Est-ce nostalgie excessive de regarder la flotte du Vendée Globe sillonnant les mers avec les mêmes yeux que le poète pleurant devant la conquête spatiale ? On se souvient d’un skipper qui, il y a quatre ans, se réjouissait de "l’open bar sur les coms". Devant le nombre de concurrents qui se transforment en Youtuber, on comprendrait que des complotistes en viennent à soupçonner certains de se filmer dans la baignoire de leur salle de bain, avec un petit bateau en plastique.

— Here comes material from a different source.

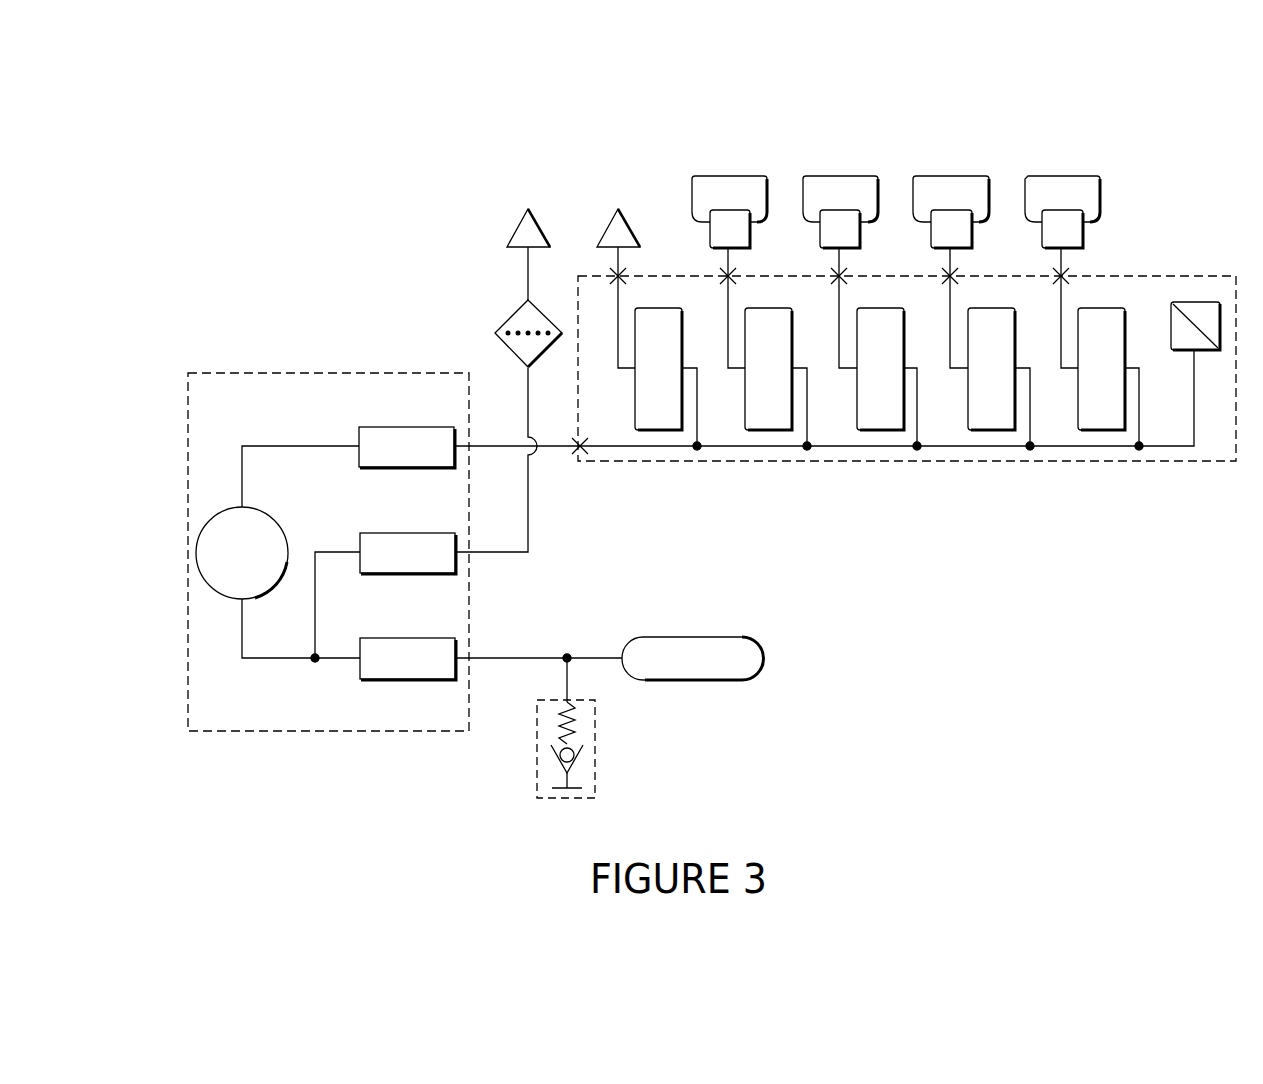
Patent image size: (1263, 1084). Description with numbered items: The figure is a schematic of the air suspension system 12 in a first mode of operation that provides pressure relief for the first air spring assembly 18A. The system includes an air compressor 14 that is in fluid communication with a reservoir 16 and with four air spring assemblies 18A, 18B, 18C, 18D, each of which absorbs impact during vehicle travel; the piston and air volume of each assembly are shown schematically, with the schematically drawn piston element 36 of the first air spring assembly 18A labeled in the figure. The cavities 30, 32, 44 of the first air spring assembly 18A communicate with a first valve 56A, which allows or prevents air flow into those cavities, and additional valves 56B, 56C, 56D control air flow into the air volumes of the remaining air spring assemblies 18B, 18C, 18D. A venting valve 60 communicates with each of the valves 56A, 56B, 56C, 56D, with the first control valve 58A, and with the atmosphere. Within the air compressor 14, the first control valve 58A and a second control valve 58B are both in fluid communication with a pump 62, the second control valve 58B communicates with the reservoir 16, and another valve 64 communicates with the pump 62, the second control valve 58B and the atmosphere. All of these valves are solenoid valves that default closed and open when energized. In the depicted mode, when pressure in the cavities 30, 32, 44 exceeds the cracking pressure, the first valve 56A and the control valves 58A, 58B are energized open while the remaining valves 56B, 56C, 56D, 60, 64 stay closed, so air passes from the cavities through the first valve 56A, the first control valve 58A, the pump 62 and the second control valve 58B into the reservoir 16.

Dans une course dont la première édition ne date pourtant que de trente-cinq ans, on se demande, en tout cas, si les navigateurs actuels pratiquent la même activité que leurs aînés. Pour la deuxième édition, en 1992-1993, un admirateur de Loïck Peyron lui avait envoyé par avance 109 lettres dans des enveloppes cachetées, afin qu’il en ouvre une par jour de course pour tromper la solitude : la dernière devait coïncider avec sa victoire et un nouveau record de l’épreuve. Peyron fut contraint à l’abandon, cette année-là, mais l’anecdote offre un saisissant contraste avec celle qu’a récemment racontée l’un des concurrents actuels sur les réseaux sociaux : "Mes trois filles étaient en rade pour dîner parce que leur maman était au tennis. Du coup, mon aînée m’a appelée et du milieu de l’Atlantique Sud, j’ai fait une commande McDo sur Uber Eats et le McDo a été livré à 20h10 à la maison à Vannes." Appel du pied pour un nouveau sponsor ?

Le coup de grâce

L’épisode pourrait sans doute être comparé par un moraliste ou un sociologue à un repas familial traditionnel, mais nous nous contenterons de citer le "mécontemporain" Alain Finkielkraut. À un journaliste du Point qui lui demande "comment reciviliser Internet", il répond : "La seule manière de reciviliser Internet, c’est de se déconnecter, d’éteindre son ou ses écrans et de lever la tête aussi souvent que possible." Naïvement, on aurait pu croire que le conseil était inutile pour un marin seul en mer, que le ciel soit étoilé ou que les nuages menacent.

Le skipper a fait précéder son récit d’un avertissement : "Je vous préviens, le mythe du marin solitaire aventurier va en prendre un coup…" Ce coup-là est-il le coup de grâce ? Y aura-t-il une voix pour chanter "la mer est morte" ? Peut-elle suggérera-t-elle alors aux marins modernes qu’on peut découvrir dans la solitude des océans autre chose que du poisson pané.